2) Spend Time with Your Relatives: Holidays are meant to be shared with the people you love. If you’ve already planned to meet with your family this holiday season, good on you. If not, why not go and visit them, or give them a call if you are currently far away. I’m sure they will appreciate knowing that you were thinking of them, and it’ll be the perfect chance for you to reconnect. Enjoy the family togetherness, as well as the chance to celebrate the holidays with the ones you love (even if you are only talking together).
3) Play Outside (in the Snow): Being able to go outside and play is a wonderful way to celebrate the season, and if you happen to live in a snowy area, the fun of snowballs, snowmen, and snow angels could be just outside your front door. If you live outside the snow belt (or in the Southern Hemisphere), you might have to be a bit more creative in your outdoor play (although, since you could go to the beach, you’re not going to get much sympathy from me).
4) Watch a Christmas Movie Together: There’s nothing more relaxing than gathering as a family and watching all the Christmas classics you have in your collection (or that will be filling the air waves). A Christmas Story, Rudolph, Frosty, How the Grinch Stole Christmas (the animated classic, not the live-action one, for a really fun time), It’s a Wonderful Life, and any of the many, many versions of A Christmas Carol. (My sisters and I have turned The Muppet Christmas Carol into an annual tradition.) There are plenty of good movies to help you get in the Christmas spirit.
5) Play a Game with Your Loved Ones: A great way to break in your new board games is to open them up and play them while all the family is gathered around. Just try to avoid getting too competitive (no need to start any family feuds over Monopoly) and you can have an excellent time enjoying each other’s company over a fun board game.

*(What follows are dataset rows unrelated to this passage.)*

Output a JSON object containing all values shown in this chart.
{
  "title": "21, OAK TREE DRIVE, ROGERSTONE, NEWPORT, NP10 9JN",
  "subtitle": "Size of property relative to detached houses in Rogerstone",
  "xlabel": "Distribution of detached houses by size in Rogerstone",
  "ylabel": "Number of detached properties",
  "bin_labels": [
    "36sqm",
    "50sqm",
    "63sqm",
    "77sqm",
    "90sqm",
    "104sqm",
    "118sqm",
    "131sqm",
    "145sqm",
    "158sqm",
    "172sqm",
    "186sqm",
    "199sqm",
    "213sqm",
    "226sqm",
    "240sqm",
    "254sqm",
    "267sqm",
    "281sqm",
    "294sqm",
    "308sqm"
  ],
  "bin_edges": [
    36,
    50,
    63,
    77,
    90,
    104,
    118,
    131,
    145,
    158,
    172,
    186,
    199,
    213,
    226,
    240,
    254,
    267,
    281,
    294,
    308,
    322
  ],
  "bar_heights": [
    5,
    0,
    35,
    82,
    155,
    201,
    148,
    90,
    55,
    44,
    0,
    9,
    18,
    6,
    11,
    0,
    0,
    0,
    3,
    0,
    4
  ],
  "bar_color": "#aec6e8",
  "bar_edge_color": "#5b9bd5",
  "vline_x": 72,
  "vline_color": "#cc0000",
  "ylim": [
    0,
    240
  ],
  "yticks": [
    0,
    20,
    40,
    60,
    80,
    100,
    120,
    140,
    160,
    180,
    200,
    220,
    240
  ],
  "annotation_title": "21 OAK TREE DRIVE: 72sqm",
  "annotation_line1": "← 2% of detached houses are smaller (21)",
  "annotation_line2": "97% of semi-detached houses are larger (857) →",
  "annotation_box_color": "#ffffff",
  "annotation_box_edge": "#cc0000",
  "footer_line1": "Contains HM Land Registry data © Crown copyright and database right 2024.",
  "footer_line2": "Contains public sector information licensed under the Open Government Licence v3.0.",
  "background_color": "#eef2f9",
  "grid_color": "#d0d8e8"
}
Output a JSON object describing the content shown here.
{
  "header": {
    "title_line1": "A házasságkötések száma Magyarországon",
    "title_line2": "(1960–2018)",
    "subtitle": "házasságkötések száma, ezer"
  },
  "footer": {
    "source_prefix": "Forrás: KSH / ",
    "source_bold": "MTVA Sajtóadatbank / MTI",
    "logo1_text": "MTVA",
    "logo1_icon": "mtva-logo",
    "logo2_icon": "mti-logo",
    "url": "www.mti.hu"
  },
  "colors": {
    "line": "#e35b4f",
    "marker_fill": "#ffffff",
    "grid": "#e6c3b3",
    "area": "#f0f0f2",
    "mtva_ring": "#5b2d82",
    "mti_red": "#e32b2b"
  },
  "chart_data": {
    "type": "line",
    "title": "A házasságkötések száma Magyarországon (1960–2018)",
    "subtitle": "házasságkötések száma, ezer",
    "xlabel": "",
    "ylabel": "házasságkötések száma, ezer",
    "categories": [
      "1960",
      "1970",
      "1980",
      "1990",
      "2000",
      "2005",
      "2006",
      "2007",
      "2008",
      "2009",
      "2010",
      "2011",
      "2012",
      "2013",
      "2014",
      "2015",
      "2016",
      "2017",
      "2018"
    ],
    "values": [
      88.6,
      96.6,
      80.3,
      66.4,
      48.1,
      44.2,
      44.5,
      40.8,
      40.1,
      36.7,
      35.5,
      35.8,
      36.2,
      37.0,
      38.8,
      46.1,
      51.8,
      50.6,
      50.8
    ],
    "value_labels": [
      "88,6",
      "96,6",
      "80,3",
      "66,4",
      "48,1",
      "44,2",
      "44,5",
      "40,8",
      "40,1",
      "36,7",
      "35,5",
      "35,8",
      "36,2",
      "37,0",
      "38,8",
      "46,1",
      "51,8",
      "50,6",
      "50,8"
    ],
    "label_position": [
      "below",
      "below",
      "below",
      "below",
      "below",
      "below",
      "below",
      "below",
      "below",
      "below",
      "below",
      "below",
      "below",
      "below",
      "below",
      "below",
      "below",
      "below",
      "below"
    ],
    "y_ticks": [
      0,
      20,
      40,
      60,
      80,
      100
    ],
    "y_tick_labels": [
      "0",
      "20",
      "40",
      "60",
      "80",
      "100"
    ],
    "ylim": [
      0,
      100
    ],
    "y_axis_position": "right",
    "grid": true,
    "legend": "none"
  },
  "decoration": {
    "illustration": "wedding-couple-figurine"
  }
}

6) Bake Something: Cooking for Christmas is a wonderful idea, almost as much fun is eating what you cook. Make a nice batch of Christmas cookies, a scrumptious Christmas ham, or maybe even some roast beast (another little How the Grinch Stole Christmas reference). Just be sure that you have plenty to share with your family and friends; you don’t want to leave anyone without enough food.
7) Read a Christmas Story to Your Children: Probably my favorite thing to do in order to get in the holiday spirit, reading a nice Christmas story (particularly to a young child in your life) is a great way to celebrate and help to enrich the life of a child. Choosing a good Christmas story (and there should be any number to choose from), get nice and cozy, and start the reading process.
There you are, several suggestions for how to have a wonderful, inexpensive Christmas celebration. Happy Holidays everyone!